Princípios éticos numa revolução tecnológica
Uma das questões centrais que pautam o assunto de regulamentação de IA é sobre como encontrar soluções para um uso ético dessa tecnologia, de forma que ela colabore com a inovação de sistemas e, ao mesmo tempo, não reproduza preconceitos, desigualdades e violações de direitos. “A IA não é ética. Também não é antiética. Ela é a ética”, declarou Marcelo Graglia, pesquisador em Inteligência Artificial e coordenador do Observatório do Futuro do Trabalho, durante o painel ‘A indústria da IA e a ética’.

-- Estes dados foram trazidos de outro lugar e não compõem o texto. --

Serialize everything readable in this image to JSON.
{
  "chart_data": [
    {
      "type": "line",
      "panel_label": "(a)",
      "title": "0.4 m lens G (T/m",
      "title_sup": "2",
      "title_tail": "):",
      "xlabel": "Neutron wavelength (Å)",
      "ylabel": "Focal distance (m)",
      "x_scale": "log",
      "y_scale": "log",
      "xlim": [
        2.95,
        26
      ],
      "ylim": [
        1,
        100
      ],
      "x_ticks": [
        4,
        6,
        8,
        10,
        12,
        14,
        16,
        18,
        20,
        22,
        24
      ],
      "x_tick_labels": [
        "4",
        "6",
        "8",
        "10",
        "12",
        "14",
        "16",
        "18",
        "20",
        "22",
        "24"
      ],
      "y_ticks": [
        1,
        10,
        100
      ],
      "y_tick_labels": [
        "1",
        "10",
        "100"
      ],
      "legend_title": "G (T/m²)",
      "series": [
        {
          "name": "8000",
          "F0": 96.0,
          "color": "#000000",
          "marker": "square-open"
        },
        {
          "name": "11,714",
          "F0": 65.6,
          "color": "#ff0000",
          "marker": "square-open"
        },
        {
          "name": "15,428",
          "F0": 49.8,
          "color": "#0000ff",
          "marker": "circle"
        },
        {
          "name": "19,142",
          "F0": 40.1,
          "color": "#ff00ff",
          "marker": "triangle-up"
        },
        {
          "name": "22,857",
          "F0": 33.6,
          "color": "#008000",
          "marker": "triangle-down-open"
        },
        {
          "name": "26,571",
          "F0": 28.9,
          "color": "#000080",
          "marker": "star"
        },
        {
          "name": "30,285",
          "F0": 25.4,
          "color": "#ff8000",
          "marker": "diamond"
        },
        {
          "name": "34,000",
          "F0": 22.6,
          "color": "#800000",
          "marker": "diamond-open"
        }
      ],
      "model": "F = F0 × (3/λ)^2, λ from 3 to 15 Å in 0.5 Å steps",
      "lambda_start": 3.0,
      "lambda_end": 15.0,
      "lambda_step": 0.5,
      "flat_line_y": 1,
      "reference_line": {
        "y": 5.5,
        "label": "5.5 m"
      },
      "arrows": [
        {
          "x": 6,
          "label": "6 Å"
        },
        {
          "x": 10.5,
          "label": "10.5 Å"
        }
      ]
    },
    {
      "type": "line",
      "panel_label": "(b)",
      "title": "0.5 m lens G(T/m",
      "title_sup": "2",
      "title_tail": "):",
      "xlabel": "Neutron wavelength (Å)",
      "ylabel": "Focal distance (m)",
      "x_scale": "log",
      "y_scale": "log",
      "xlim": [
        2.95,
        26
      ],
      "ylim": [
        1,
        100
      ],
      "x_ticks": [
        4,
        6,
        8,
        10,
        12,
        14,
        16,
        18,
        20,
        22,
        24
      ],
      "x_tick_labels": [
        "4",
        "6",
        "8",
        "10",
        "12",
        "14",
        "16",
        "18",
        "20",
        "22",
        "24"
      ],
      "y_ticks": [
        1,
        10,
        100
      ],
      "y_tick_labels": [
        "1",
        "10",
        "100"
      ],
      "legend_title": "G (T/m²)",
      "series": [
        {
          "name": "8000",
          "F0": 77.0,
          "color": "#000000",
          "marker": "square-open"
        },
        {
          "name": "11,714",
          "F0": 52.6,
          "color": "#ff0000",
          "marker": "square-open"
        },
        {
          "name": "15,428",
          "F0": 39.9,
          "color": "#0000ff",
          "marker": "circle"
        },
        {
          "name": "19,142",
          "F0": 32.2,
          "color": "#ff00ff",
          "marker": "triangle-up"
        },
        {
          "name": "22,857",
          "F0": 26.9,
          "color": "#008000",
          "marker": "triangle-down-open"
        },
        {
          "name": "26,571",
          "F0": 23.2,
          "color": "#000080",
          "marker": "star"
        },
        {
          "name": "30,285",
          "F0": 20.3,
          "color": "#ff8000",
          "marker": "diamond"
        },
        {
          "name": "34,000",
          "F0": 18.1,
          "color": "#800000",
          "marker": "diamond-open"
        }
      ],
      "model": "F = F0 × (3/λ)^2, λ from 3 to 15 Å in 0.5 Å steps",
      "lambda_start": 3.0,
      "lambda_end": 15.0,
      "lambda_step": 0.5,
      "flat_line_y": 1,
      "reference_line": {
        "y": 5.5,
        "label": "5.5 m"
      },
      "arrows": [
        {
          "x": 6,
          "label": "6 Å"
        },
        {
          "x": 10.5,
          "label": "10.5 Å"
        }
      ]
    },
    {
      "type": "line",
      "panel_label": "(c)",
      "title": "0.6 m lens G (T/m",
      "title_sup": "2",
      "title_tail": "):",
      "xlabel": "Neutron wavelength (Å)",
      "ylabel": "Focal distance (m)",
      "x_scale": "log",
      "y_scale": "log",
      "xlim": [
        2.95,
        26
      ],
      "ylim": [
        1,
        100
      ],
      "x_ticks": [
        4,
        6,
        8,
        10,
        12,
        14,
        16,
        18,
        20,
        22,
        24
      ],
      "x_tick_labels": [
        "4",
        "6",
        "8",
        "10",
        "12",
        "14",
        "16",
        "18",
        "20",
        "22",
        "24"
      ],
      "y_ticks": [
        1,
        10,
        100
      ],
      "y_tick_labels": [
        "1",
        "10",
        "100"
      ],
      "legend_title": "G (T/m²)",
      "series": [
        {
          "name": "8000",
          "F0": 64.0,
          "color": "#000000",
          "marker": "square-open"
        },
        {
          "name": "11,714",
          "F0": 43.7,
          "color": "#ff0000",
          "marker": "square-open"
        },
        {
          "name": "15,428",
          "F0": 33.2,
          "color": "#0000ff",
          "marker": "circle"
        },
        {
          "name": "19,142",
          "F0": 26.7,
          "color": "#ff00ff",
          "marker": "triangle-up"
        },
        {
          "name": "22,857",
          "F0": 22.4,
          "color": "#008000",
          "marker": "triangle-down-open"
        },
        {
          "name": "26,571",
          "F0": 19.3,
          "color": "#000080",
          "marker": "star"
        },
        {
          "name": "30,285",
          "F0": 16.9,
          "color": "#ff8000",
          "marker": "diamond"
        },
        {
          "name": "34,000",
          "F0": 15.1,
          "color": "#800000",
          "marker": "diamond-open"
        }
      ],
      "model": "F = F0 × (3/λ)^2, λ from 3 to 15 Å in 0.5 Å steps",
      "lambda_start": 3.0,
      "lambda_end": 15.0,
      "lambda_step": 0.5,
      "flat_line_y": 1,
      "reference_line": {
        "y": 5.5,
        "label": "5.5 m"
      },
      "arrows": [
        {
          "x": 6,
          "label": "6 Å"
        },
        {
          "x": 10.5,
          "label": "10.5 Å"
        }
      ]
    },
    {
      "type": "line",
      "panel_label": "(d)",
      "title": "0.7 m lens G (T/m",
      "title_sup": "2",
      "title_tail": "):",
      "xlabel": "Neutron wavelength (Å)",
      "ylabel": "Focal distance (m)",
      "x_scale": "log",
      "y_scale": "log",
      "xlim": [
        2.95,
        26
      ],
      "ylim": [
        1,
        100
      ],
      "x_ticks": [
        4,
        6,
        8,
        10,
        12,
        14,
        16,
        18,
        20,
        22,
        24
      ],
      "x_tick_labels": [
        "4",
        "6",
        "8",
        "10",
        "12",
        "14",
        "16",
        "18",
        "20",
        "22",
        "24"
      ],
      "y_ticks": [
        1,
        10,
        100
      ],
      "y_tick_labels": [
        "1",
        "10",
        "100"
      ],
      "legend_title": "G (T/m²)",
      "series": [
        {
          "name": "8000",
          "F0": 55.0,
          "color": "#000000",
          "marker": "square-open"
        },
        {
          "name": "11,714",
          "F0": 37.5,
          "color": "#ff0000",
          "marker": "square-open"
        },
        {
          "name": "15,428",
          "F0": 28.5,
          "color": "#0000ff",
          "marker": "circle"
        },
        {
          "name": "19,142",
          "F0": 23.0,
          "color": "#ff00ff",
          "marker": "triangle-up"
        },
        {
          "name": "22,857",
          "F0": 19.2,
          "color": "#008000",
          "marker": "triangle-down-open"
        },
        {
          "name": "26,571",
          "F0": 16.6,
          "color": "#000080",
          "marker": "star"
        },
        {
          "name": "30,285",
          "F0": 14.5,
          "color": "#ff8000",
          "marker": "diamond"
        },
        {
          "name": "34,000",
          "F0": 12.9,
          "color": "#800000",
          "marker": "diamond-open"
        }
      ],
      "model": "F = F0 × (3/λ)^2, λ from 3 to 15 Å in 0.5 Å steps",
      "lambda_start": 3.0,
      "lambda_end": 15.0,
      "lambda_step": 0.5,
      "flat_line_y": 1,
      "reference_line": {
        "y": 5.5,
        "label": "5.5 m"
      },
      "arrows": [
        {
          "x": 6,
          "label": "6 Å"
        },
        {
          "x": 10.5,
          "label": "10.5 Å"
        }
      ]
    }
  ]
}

Essa apresentação propôs alguns pontos a serem considerados nos primeiros estágios da regulação brasileira. Para o pesquisador convidado, é fato a IA se tratar de uma “tecnologia disruptiva” e com grande poder de concentração informacional, mas isso não deve justificar um contexto de antropomorfização da IA – atribuição de capacidade de julgamento humano a uma máquina. O foco seria transformar discussões em métodos práticos, trabalhando em processos de desenvolvimento de IA que sigam princípios éticos bem estabelecidos.
João Brant, Secretário de Políticas Digitais da Secretaria de Comunicação Social da Presidência da República (SECOM), comentou no painel sobre o olhar da gestão pública no assunto, principalmente com base na posição do governo em relação ao PL 2338/2023, que prevê a regulação da tecnologia no país. Em conjunto com a Casa Civil e a Secretaria das Relações Institucionais, a SECOM procura auxiliar a negociação do projeto de lei em discussão no Senado.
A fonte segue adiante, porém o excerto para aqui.